Tuesday, January 25, 2011

Tuesday Morning Quarterback

Coming up on my 6 month anniversary at my new job, I've realized that I am slowly but surely gaining confidence in my clinical judgement. Here's how I know. Last night I admitted a child with a complaint of limping and leg pain. The story was suspicious for infection, hence the reason for admission. However, when the residents examined him his pain was gone and he was well and playing. He's already admitted at this point, it's late at night, and the seed has been planted that this child may have a bone or joint infection that needs to be evaluated. So, I did what any self respecting physician would do. Nothing.
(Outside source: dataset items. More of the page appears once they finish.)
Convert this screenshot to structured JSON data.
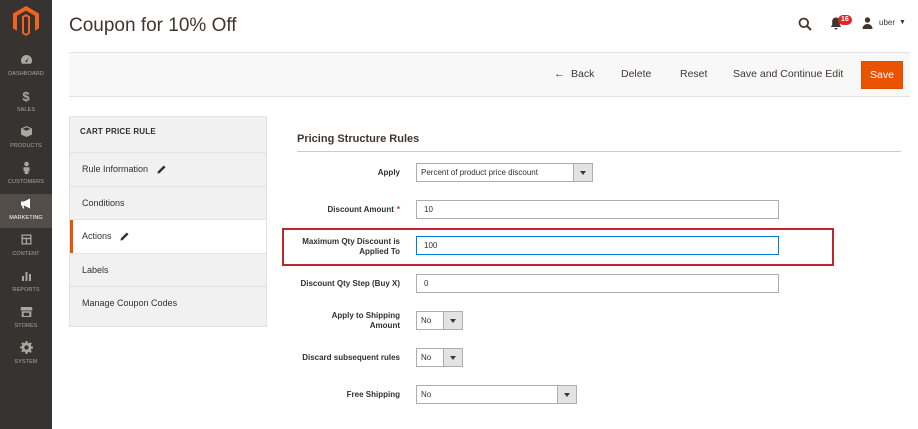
{
  "app": {
    "title": "Coupon for 10% Off"
  },
  "sidebar": {
    "items": [
      {
        "label": "Dashboard",
        "icon": "speedometer-icon"
      },
      {
        "label": "Sales",
        "icon": "dollar-icon"
      },
      {
        "label": "Products",
        "icon": "cube-icon"
      },
      {
        "label": "Customers",
        "icon": "person-icon"
      },
      {
        "label": "Marketing",
        "icon": "megaphone-icon"
      },
      {
        "label": "Content",
        "icon": "layout-icon"
      },
      {
        "label": "Reports",
        "icon": "bar-chart-icon"
      },
      {
        "label": "Stores",
        "icon": "store-icon"
      },
      {
        "label": "System",
        "icon": "gear-icon"
      }
    ],
    "active_index": 4
  },
  "header": {
    "notifications_count": "16",
    "user_name": "uber"
  },
  "toolbar": {
    "back_label": "Back",
    "delete_label": "Delete",
    "reset_label": "Reset",
    "save_continue_label": "Save and Continue Edit",
    "save_label": "Save"
  },
  "tabs": {
    "title": "CART PRICE RULE",
    "items": [
      {
        "label": "Rule Information",
        "has_edit": true
      },
      {
        "label": "Conditions",
        "has_edit": false
      },
      {
        "label": "Actions",
        "has_edit": true
      },
      {
        "label": "Labels",
        "has_edit": false
      },
      {
        "label": "Manage Coupon Codes",
        "has_edit": false
      }
    ],
    "active_index": 2
  },
  "form": {
    "section_title": "Pricing Structure Rules",
    "apply": {
      "label": "Apply",
      "value": "Percent of product price discount"
    },
    "discount_amount": {
      "label": "Discount Amount",
      "value": "10",
      "required": "*"
    },
    "max_qty": {
      "label_line1": "Maximum Qty Discount is",
      "label_line2": "Applied To",
      "value": "100"
    },
    "discount_step": {
      "label": "Discount Qty Step (Buy X)",
      "value": "0"
    },
    "apply_shipping": {
      "label_line1": "Apply to Shipping",
      "label_line2": "Amount",
      "value": "No"
    },
    "discard_rules": {
      "label": "Discard subsequent rules",
      "value": "No"
    },
    "free_shipping": {
      "label": "Free Shipping",
      "value": "No"
    }
  },
  "colors": {
    "sidebar_bg": "#373330",
    "accent": "#eb5202",
    "highlight": "#c0272d",
    "focus_border": "#007bdb"
  }
}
I am a firm believer in these two ideas:

1. Don't just do something, stand there.
2. A child will declare themselves when the time is right.
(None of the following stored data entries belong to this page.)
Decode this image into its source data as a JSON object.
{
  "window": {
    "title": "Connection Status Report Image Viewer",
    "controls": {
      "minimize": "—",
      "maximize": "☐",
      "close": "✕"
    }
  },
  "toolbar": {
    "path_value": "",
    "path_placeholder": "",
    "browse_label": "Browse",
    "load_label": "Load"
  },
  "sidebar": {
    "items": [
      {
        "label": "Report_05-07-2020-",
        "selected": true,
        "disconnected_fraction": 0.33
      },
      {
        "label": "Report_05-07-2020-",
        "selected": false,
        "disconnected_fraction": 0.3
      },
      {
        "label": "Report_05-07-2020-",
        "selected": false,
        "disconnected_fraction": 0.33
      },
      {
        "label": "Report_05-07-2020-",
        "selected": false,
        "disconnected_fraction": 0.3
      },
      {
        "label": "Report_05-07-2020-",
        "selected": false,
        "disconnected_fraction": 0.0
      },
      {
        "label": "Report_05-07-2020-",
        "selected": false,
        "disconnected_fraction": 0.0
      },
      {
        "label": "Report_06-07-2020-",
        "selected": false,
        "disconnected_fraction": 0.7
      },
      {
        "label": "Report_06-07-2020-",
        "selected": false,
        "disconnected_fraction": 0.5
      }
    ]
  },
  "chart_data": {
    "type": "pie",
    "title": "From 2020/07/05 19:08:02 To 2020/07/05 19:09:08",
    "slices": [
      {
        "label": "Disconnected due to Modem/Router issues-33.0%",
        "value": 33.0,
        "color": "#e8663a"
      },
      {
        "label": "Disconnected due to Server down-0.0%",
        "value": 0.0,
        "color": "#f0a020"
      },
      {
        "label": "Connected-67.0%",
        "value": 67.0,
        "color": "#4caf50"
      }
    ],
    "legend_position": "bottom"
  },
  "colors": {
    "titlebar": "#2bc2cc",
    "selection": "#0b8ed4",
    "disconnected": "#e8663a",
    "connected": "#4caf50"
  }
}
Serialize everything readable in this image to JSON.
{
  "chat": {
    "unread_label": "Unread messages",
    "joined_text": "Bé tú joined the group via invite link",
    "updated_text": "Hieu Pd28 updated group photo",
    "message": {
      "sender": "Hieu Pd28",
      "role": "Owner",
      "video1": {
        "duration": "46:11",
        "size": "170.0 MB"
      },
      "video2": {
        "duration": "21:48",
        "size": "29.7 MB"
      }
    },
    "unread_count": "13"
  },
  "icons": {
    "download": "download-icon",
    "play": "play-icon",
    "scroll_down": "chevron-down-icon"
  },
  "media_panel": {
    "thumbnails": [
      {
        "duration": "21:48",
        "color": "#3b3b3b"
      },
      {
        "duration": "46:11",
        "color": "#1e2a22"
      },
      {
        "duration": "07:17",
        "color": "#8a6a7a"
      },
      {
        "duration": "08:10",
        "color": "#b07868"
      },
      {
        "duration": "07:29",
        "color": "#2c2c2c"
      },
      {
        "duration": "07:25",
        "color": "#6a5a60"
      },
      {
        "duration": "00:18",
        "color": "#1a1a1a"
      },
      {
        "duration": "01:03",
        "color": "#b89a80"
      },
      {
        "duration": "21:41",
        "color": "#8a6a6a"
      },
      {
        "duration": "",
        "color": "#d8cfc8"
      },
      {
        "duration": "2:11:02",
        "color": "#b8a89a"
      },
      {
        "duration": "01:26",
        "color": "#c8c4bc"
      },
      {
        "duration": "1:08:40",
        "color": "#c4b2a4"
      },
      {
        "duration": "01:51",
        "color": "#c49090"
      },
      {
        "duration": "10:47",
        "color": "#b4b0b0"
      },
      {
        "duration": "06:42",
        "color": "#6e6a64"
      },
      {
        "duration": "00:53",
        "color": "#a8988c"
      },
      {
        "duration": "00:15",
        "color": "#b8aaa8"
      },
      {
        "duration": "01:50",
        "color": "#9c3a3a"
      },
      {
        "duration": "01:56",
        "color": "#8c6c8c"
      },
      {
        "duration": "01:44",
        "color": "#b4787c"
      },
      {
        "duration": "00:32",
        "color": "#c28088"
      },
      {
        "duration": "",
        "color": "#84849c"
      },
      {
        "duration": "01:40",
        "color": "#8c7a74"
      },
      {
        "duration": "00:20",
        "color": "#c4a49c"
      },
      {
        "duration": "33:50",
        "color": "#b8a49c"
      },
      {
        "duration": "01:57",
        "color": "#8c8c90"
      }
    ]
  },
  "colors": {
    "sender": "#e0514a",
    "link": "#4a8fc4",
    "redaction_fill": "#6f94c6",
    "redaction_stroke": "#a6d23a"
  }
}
I figured I'd give the child the benefit of observation overnight knowing that time would tell me what I needed to know...whether or not I should pursue a workup. I explained that to the daytime hospitalist this morning, feeling a little bit silly in the light of day that I admitted a child and then did nothing, but she seemed to understand and agree.

I ran into her at the end of the day and asked about the boy. Turns out, he remained well and did not have any leg pain throughout the day so she sent him home. Here's the rub. His labs suggested a high level of inflammation going on but that did not fit the way he looked. This brings me to a third idea I hold dear.

3. Treat the patient, not the lab values.

Unfortunately for her, another physician heard about the case and clearly does not believe in the three ideas I've listed above because he felt that more should have been done and that the child was sent home in error. Despite the fact that he looked like a peach from the minute he arrived on the floor. Then this other physician asked the dreaded "Who staffed this patient last night?!" Now, 6 months ago had I heard this story I would have turned red, my stomach would have dropped and I would not have been able to let that comment go without picking it apart, losing sleep and berating myself for missing something. But today, 6 months later? I just thought, "Huh. That's funny." And let it go. I will not lose sleep over this tonight. I will not let his Tuesday morning quarterbacking make me feel less than. And I will continue to practice by those 3 ideas, because that is what I feel is best for my patients. And I am their doctor.